Ultimately, though, his good ideas couldn’t stem a Democratic tide, even against weak opposition. Astorino’s opponent, State Senator George Latimer, had driven an unregistered car, amassed unpaid parking tickets totaling thousands of dollars, and missed a state budget vote because he was vacationing in London—with a woman not his wife. No matter: Astorino was likely hurt by liberal voter resentment against President Trump. In one television ad, the Latimer campaign flashed a mock cover of Trump’s book The Art of the Deal, doctored to feature the president and Astorino, along with a voice-over: “It’s the Trump playbook, and Rob Astorino copies every word.”

Astorino had romped previously in conservative and Italian-American parts of the county—but he had also won, or come close, in more liberal and moderate sections. In 2013, he narrowly won liberal, multicultural Ossining, by about 100 votes; this year, he lost by almost 2,000. In 2013, he’d come within 150 votes of winning liberal, Jewish Scarsdale; this time he lost it by some 1,300 votes. Last time out, he’d won liberal Pelham outright; this time he lost it badly. What’s more, throughout Westchester, not only did the Democratic vote rise dramatically, but Astorino’s Republican vote also declined. The victorious Latimer received 35,000 more votes than the Democratic loser in 2013, while Astorino’s total was down by 12,000. Democrats were energized, and Republicans appear to have been disaffected.

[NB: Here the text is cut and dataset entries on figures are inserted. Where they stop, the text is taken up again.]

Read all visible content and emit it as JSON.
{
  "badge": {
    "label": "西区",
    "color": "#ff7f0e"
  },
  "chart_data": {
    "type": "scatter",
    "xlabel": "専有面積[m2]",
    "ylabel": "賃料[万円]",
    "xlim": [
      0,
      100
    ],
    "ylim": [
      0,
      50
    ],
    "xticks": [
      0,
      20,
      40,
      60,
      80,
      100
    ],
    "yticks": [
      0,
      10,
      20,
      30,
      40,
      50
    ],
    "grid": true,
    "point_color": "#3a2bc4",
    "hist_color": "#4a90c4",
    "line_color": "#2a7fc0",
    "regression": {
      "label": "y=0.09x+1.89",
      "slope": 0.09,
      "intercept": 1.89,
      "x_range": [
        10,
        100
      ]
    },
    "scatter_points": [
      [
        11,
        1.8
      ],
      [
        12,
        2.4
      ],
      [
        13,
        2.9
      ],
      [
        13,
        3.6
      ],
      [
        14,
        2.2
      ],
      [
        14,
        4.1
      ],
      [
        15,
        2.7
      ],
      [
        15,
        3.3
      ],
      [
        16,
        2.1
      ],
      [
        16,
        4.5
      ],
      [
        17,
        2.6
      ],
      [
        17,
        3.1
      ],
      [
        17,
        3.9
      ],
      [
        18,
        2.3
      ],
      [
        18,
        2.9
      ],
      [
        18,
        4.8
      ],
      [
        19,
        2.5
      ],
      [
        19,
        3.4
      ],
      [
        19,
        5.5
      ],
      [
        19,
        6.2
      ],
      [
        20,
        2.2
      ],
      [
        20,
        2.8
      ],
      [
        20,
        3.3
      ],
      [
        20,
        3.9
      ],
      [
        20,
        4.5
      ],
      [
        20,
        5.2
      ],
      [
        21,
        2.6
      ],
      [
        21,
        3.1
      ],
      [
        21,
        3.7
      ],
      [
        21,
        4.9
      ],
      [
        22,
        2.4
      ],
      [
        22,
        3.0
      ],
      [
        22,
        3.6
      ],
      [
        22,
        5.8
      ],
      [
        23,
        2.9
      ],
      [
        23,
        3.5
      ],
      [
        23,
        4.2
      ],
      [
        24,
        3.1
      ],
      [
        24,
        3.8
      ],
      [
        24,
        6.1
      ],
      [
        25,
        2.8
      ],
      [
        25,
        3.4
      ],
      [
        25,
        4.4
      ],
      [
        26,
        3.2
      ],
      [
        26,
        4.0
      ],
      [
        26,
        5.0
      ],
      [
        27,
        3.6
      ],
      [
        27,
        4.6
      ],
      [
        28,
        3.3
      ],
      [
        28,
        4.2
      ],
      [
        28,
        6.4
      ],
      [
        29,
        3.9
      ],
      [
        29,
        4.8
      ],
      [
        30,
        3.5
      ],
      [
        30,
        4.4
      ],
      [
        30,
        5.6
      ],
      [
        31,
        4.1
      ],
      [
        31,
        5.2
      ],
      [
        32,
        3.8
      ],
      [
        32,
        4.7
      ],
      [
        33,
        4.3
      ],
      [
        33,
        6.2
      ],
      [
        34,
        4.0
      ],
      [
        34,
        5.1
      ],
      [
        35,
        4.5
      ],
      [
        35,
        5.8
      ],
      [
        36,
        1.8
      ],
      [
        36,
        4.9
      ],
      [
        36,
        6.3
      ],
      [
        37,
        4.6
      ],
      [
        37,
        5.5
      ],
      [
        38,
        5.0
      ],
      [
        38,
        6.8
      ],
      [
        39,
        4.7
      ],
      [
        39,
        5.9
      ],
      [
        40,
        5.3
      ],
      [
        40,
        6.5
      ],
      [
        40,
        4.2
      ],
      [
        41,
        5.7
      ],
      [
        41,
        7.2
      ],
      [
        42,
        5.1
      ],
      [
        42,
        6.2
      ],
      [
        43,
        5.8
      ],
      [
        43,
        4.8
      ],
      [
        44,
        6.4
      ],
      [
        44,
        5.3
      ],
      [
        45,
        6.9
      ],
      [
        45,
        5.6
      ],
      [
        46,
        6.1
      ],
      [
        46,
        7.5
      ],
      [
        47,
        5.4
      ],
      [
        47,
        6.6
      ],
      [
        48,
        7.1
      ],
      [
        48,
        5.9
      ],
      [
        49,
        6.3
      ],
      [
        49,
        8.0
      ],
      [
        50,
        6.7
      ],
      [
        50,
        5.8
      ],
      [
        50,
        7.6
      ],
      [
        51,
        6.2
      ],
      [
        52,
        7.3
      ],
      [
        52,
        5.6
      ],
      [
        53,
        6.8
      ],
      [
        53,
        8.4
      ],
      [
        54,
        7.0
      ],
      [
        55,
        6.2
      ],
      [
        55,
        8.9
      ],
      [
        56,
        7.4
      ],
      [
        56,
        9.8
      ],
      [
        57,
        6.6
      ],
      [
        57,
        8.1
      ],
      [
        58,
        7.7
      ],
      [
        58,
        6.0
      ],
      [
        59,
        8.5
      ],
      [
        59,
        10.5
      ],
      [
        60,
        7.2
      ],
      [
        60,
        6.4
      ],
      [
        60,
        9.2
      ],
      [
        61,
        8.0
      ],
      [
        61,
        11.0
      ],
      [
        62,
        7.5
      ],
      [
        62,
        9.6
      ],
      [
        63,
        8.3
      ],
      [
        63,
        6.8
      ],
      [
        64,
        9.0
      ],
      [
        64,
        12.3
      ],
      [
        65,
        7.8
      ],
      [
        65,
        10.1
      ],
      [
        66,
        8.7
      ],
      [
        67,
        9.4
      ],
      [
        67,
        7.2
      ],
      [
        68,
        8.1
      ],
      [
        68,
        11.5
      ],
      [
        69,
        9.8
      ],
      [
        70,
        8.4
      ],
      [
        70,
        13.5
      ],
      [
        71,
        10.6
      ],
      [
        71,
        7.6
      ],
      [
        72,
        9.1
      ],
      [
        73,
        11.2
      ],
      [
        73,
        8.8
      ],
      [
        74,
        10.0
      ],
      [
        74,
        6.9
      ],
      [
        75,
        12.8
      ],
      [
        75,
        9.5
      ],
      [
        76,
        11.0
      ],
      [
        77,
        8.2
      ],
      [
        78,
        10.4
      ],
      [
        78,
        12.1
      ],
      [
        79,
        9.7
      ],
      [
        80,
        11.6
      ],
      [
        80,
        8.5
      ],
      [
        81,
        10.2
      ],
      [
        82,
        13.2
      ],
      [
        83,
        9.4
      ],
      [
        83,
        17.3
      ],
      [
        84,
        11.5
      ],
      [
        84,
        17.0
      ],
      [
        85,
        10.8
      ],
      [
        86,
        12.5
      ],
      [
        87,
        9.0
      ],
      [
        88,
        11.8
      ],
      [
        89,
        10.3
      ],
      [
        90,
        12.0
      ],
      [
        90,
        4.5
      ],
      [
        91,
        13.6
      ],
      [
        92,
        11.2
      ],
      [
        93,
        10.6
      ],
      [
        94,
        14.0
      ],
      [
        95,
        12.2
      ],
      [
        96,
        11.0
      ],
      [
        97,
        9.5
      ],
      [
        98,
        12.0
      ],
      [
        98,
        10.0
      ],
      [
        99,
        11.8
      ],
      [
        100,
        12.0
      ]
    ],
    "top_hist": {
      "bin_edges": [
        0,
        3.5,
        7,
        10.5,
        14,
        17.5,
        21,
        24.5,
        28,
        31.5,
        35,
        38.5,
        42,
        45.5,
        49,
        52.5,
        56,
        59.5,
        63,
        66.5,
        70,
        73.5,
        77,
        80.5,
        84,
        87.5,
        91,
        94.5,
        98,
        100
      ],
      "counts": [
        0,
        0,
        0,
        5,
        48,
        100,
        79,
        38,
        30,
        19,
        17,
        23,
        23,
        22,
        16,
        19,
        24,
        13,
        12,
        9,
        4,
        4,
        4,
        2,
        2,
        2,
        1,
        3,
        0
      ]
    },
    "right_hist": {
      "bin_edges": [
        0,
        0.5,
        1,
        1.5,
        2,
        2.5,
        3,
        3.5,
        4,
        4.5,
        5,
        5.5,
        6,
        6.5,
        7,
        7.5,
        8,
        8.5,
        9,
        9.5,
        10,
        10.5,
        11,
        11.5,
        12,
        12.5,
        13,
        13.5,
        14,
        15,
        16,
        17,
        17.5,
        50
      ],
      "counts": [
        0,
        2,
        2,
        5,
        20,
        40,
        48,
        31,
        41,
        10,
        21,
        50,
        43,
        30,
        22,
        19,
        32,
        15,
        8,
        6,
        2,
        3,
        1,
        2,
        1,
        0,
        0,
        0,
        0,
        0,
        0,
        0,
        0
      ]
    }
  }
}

Astorino may have hurt his cause by permitting a gun show to go on at a county-owned auditorium and generally sticking to a socially conservative agenda. The Blue-state Republican playbook seems to require a mix of fiscal conservatism and social libertarianism; consider Charlie Baker in Massachusetts, currently the nation’s most popular governor. Astorino’s defeat means that New Yorkers have lost a serious policymaker and proven candidate who might have made noise at the state level. In his 2014 gubernatorial run, he held Andrew Cuomo to 54 percent and won most of the state’s counties outside New York City. This year, though, Astorino was apparently sunk by a surge of anti-Trump sentiment.